- Film poster
- Directed by: Hannaleena Hauru
- Screenplay by: Hannaleena Hauru; Lasse Poser;
- Produced by: Emilia Haukka; Jussi Rantamäki;
- Starring: Hannaleena Hauru; Lasse Poser; Samuel Kujala; Pietu Wikström; Sara Melleri; Hanna-Kaisa Tiainen;
- Production company: Aamu Film Company
- Release date: September 8, 2020 (Venice Film Festival);
- Running time: 102 min.
- Country: Finland
- Language: Finnish

= Fucking with Nobody =

2020 comedy film

Fucking with Nobody is a 2020 Finnish comedy film directed by Hannaleena Hauru from a screenplay by Hauru and Lasse Poser. The film stars Hannaleena Hauru, Lasse Poser, Samuel Kujala, Pietu Wikström, Sara Melleri, Hanna-Kaisa Tiainen, Jussi Lankoski, Anna Kuusamo and Tanja Heinänen.

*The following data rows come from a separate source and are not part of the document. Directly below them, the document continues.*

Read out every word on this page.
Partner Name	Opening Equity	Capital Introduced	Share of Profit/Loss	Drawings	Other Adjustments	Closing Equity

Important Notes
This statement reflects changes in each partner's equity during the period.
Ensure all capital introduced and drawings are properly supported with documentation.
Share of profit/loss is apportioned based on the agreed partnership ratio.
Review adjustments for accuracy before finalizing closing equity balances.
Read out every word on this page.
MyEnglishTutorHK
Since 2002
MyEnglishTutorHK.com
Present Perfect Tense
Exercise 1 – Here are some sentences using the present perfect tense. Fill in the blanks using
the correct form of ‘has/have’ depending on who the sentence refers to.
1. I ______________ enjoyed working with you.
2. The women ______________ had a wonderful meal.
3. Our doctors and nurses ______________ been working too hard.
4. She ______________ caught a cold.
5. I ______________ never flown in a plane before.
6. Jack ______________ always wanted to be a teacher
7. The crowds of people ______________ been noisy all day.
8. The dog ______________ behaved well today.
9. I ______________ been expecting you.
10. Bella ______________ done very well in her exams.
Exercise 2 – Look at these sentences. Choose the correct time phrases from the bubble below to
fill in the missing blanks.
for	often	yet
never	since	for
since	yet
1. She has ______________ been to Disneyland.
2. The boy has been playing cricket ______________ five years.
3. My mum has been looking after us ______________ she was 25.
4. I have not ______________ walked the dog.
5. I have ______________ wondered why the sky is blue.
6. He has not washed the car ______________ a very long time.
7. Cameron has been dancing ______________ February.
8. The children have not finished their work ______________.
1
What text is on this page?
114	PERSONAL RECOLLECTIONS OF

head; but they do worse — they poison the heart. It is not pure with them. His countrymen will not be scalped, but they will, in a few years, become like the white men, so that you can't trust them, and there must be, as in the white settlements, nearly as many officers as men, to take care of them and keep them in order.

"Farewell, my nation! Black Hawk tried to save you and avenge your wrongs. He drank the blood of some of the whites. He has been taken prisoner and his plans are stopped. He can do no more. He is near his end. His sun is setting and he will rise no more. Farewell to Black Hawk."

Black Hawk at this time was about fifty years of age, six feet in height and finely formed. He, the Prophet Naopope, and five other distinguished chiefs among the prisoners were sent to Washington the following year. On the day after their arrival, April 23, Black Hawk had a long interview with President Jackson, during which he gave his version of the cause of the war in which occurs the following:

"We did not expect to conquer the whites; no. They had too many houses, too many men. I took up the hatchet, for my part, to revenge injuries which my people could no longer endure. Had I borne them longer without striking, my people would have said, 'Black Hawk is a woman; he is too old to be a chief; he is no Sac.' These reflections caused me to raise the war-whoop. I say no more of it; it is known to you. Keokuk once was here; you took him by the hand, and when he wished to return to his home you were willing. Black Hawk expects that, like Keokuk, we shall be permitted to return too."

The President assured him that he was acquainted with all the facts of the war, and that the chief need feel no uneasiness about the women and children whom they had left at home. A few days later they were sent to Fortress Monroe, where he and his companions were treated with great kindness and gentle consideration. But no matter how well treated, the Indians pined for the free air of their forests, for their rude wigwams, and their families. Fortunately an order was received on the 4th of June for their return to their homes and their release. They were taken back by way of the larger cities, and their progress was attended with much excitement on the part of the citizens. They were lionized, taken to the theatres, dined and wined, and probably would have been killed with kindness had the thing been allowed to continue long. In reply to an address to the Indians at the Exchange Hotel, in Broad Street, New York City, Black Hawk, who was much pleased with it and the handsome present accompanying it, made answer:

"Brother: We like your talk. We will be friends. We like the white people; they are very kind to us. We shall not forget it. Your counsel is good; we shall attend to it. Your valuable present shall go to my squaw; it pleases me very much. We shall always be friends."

The film has its worldwide premiere at the 77th Venice International Film Festival on September 8, 2020, as part of the Biennale College Cinema program.

==Cast==
The cast include:
- Hannaleena Hauru
- Lasse Poser
- Samuel Kujala
- Pietu Wikström
- Sara Melleri
- Hanna-Kaisa Tiainen
- Jussi Lankoski
- Anna Kuusamo
- Tanja Heinänen

==Release==
On February 12, 2021 it was announced that the film would have its U.S. premiere at SXSW.